Currently pending before the Senate, the Financial Data Transparency Act (S. 4295 – “FDTA”) is legislation taking financial reporting by companies and municipalities to the next level. It ushers in the implementation of machine-readable, digitized financial reporting, wholly based on existing information that is already collected and required, and making it available to anyone for free.
For the municipal bond market, where disclosure has always been and remains a struggle, this legislation is potentially transformative. It creates access to and transparency in government financial reporting that, while the standard for public companies, is unprecedented in the public sector.
A Boon For Small Municipalities
It is also potentially a boon for small municipal bond issuers. The Financial Data Transparency Act has the potential to generate a 620% return on investment for small municipal bond issuers. Hard to believe? Read on.
The municipal bond market, with over 50,000 municipal entities, is the capital source for municipalities, nonprofits, and public authorities.

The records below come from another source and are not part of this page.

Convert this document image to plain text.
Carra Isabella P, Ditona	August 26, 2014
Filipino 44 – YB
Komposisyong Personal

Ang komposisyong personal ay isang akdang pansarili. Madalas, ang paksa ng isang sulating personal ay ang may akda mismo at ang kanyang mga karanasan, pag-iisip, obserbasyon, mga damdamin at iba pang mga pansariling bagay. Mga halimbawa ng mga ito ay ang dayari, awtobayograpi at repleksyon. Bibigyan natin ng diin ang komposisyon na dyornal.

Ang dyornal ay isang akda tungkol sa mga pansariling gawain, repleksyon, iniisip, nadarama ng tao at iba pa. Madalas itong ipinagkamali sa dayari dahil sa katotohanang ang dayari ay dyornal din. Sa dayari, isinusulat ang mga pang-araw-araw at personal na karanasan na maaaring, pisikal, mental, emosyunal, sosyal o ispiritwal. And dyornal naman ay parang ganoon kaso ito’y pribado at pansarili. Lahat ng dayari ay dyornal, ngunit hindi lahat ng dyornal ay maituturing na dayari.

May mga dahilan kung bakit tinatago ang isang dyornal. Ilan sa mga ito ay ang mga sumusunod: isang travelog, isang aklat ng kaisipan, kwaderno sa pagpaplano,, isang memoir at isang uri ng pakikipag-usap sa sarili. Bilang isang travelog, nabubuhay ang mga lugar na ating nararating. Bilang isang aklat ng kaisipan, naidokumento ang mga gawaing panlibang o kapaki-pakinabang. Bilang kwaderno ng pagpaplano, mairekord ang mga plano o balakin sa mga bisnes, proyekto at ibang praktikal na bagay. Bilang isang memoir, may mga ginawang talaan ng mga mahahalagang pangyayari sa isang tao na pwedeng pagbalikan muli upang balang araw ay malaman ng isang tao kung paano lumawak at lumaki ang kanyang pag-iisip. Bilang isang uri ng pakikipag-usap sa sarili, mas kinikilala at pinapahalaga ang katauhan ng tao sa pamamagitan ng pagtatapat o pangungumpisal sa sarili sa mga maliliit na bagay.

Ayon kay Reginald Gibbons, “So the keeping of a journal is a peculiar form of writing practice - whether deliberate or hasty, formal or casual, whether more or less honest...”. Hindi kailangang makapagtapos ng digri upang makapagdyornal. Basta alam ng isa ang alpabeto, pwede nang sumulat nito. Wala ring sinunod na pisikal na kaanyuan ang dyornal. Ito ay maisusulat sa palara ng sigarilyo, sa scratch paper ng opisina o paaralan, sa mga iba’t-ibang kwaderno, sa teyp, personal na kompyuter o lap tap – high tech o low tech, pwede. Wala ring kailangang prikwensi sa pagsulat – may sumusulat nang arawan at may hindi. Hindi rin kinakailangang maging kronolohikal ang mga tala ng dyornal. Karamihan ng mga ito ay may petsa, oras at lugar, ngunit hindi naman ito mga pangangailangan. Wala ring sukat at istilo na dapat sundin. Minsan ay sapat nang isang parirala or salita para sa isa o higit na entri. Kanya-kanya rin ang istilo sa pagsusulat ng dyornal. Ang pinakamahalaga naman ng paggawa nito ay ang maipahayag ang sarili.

Year to date, over 7,600 issuers have sold nearly $323 billion in bonds to borrow funds for projects such as hospitals, schools, town halls, and other public purposes.
Year in and year out, the largest number of borrowers are smaller or infrequent debt issuers. So far in 2022, half the market was in issuers with bond financings under $10 million. Bring that issuer number up to bond issues under $50 million, and 83% of the market issuance was from those smaller or infrequent borrowers.
Translating that into dollars from issuers, there were $76.6 billion of bonds sold by these issuers this year so far.